There can’t be many other mixed developments which mix a 5,000-seat auditorium with a working retail centre in quite such a monumental and astonishing way. The vast auditorium is perched 40 metres up in the air on a forest of slanting concrete legs around and between whose lower reaches twine several floors of shops and eateries from whose levels snake a series of staircases and escalators up to pre-performance spaces and bars adjacent to the theatre. The great cathedral in which all these transiting theatre-goers, shoppers and casual fast food patrons conduct their activities is open to the humid Singaporean atmosphere and yet its climate is pleasant, controlled mostly by the shape of the building.
The building is a collaboration between two private organisations, Rock Productions, the commercial arm of a charismatic church, the New Creation Church and a hard nosed and experienced Singapore developer CapitaLand Mall Asia Limited.
They agreed to build a property with 24,000 square metres of rentable floor space and a state of the art performance venue for an audience of 5,000 people in a floor space of 38,000 square metres. Supporting this is 24,000 sq m of retail space on four levels.
The first big surprise of Aedas's design is that the enormous 5,000-seat auditorium, by far the largest such auditorium in Singapore, is propped up at the top of the building by vast, raking columns. Its underbelly serves as the ceiling for the 33 m high grand cathedral, open to the elements but sheltered from them by the bulk of the auditorium above.
The second very pleasant surprise is that in the hot wet humid Singapore climate and in the vast open spaces of the grand space and its surrounding open shop fronts the passive, sustainable environmental controls actually work. It is possible to register a difference in free air temperature by walking from one zone in the Grand Foyer to another so it seems likely that something has worked.
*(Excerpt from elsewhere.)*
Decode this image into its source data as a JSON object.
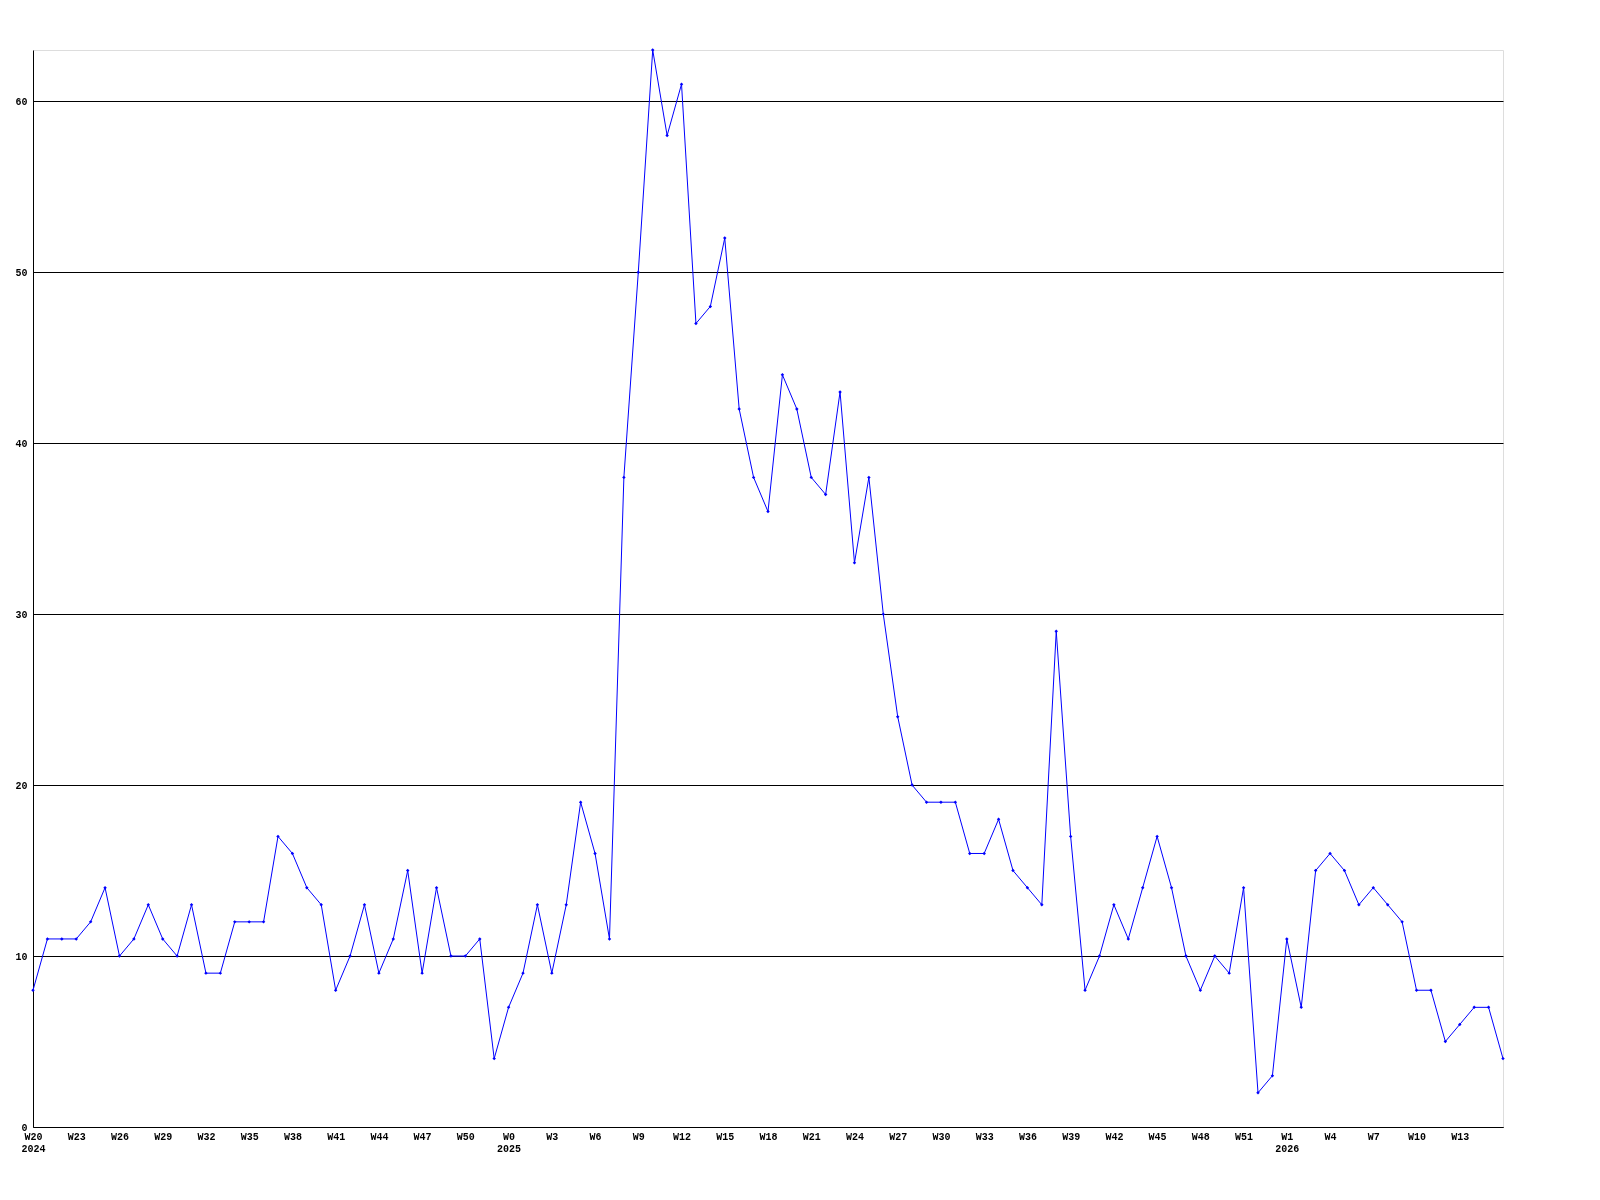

The cladding also contributes to the building's sustainable credentials. Sourced in China where the panels were pre-assembled, the glazing units are high performance triple sheets of glass with a mylar interlayer which reduces solar gain and creates a translucent appearance.
This is such an exceptional building which meets its almost impossible brief of combining utterly different functions in one coherent and heroic structure in a way that nobody from either Western or Eastern architectural traditions could have possibly imagined.